As Pakistan’s monopoly on supply eroded, Washington expanded its active operations against terrorists inside that country, with armed drone aircraft, cross-border ground attacks and, most dramatically, the deep-penetration assault on bin Laden’s urban hideaway. If Pakistan still retained its chokehold, could Washington have authorized the raid? Perhaps. Perhaps not.
Russia was not a direct contributor to bin Laden’s death, but therein lies the lesson. The benefits of positive relations between great powers are often indirect and even unforeseen. Russia remains a Eurasian great power of vast dimensions and influence. For the United States, a generally cooperative relationship with Russia contributes to a Eurasia in which opportunities appear and flexibility develops for American policymakers. Without such a context, American policy options are fewer.
The same is true — in fact, much truer — for Russia in reverse. A positive relationship with the United States will open doors for Moscow in many fields and is essential for Russia’s acceptance as a normal post-Cold War participant in global affairs. The indirect and unforeseen opportunities for Russia far outweigh any short-term compromises.

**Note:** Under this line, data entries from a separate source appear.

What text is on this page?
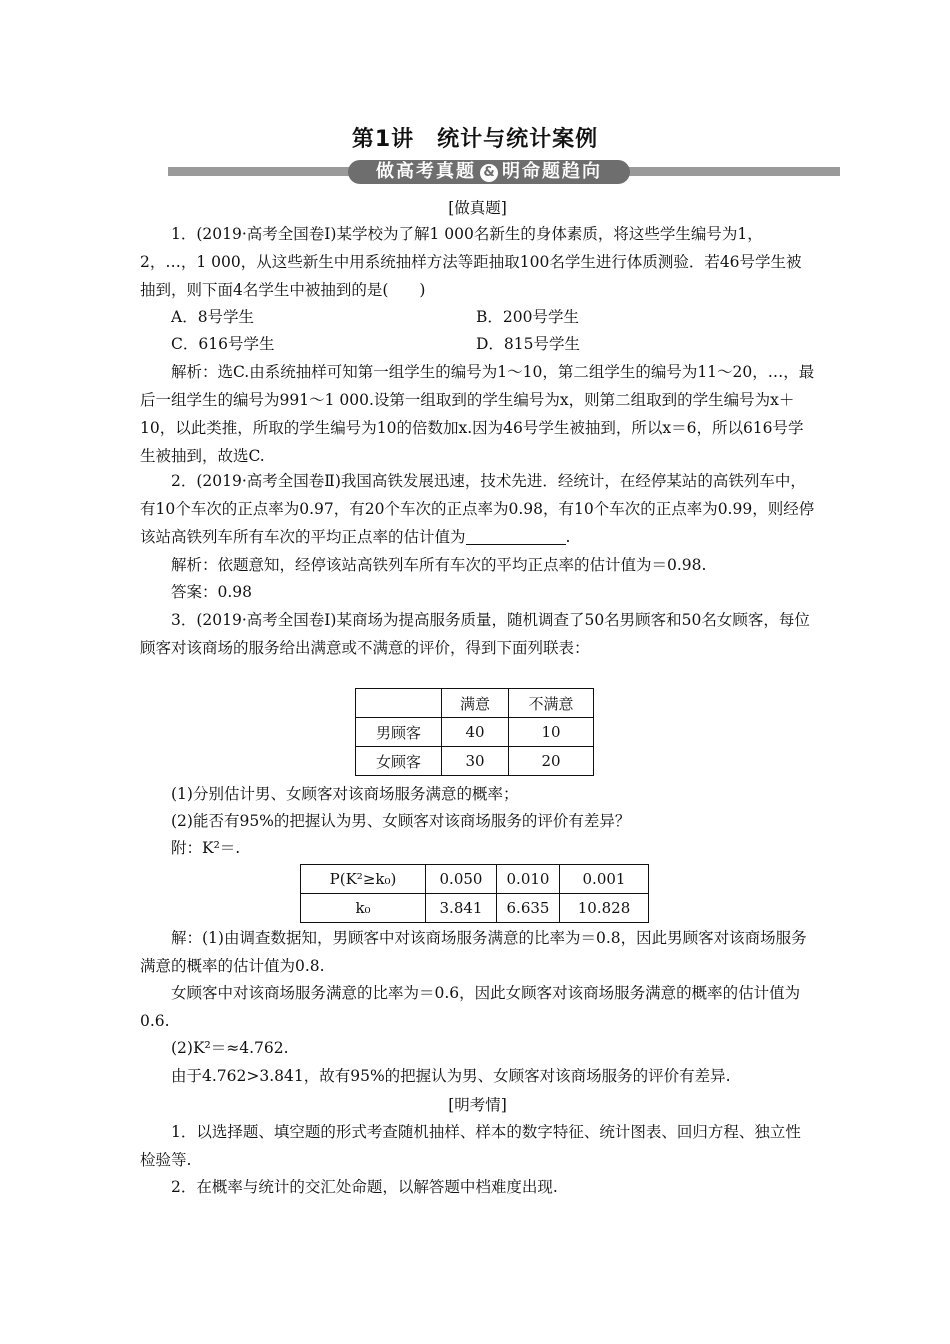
第1讲　统计与统计案例
做高考真题 & 明命题趋向
[做真题]
1．(2019·高考全国卷Ⅰ)某学校为了解1 000名新生的身体素质，将这些学生编号为1，2，…，1 000，从这些新生中用系统抽样方法等距抽取100名学生进行体质测验．若46号学生被抽到，则下面4名学生中被抽到的是(　　)
A．8号学生	B．200号学生
C．616号学生	D．815号学生
解析：选C.由系统抽样可知第一组学生的编号为1～10，第二组学生的编号为11～20，…，最后一组学生的编号为991～1 000.设第一组取到的学生编号为x，则第二组取到的学生编号为x＋10，以此类推，所取的学生编号为10的倍数加x.因为46号学生被抽到，所以x＝6，所以616号学生被抽到，故选C.
2．(2019·高考全国卷Ⅱ)我国高铁发展迅速，技术先进．经统计，在经停某站的高铁列车中，有10个车次的正点率为0.97，有20个车次的正点率为0.98，有10个车次的正点率为0.99，则经停该站高铁列车所有车次的平均正点率的估计值为	.
解析：依题意知，经停该站高铁列车所有车次的平均正点率的估计值为＝0.98.
答案：0.98
3．(2019·高考全国卷Ⅰ)某商场为提高服务质量，随机调查了50名男顾客和50名女顾客，每位顾客对该商场的服务给出满意或不满意的评价，得到下面列联表：
	满意	不满意
男顾客	40	10
女顾客	30	20
(1)分别估计男、女顾客对该商场服务满意的概率；
(2)能否有95%的把握认为男、女顾客对该商场服务的评价有差异？
附：K²＝.
P(K²≥k₀)	0.050	0.010	0.001
k₀	3.841	6.635	10.828
解：(1)由调查数据知，男顾客中对该商场服务满意的比率为＝0.8，因此男顾客对该商场服务满意的概率的估计值为0.8.
女顾客中对该商场服务满意的比率为＝0.6，因此女顾客对该商场服务满意的概率的估计值为0.6.
(2)K²＝≈4.762.
由于4.762>3.841，故有95%的把握认为男、女顾客对该商场服务的评价有差异.
[明考情]
1．以选择题、填空题的形式考查随机抽样、样本的数字特征、统计图表、回归方程、独立性检验等.
2．在概率与统计的交汇处命题，以解答题中档难度出现.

This is not to say that Russia and the United States are or can be genuine allies or partners across the board. The divergence between the two governments and societies is considerable and is likely to remain so. Both sides need to recognize the limits of their mutual interests, which are comparatively few, but also the benefits of avoiding mutual antagonisms. American policy toward post-Soviet Russia has all too often suffered from illusions and unrealistic expectations. At other times, however, the policy has suffered from reflexive Cold War attitudes and a refusal to appreciate that Russia has legitimate interests different from our own.
The secret to successful great-power cooperation is the realization that cooperation need not be limited to areas of mutual interest but can also develop in areas where each side’s interests complement those of the other without unduly compromising one’s own. Such a process requires realism and dialogue, shorn of outworn prejudices.
Washington and Moscow are home to advocates of an adversarial — indeed, even hostile — policy toward the other country based on little more than habit. These people can point to disappointments from previous efforts at “engagement” and argue that going it alone is preferable to compromise with the old Cold War rival. What these people on both sides fail to compute, or perhaps even recognize, are the opportunity costs.
Without the recent improvement in relations between the United States and Russia, there would be no significant northern supply route. Without that network, the United States would have had fewer policy options and less operational flexibility in its pursuit of bin Laden. Both countries have gained from the success of the operation against the terrorist leader, even though Russia played no direct role.
The simple but necessary lesson for Washington and Moscow is that cooperation breeds opportunities, while lack of cooperation yields nothing.
E. Wayne Merry, a senior associate at the American Foreign Policy Council, is a former American diplomat with experience in Russia and the Pentagon.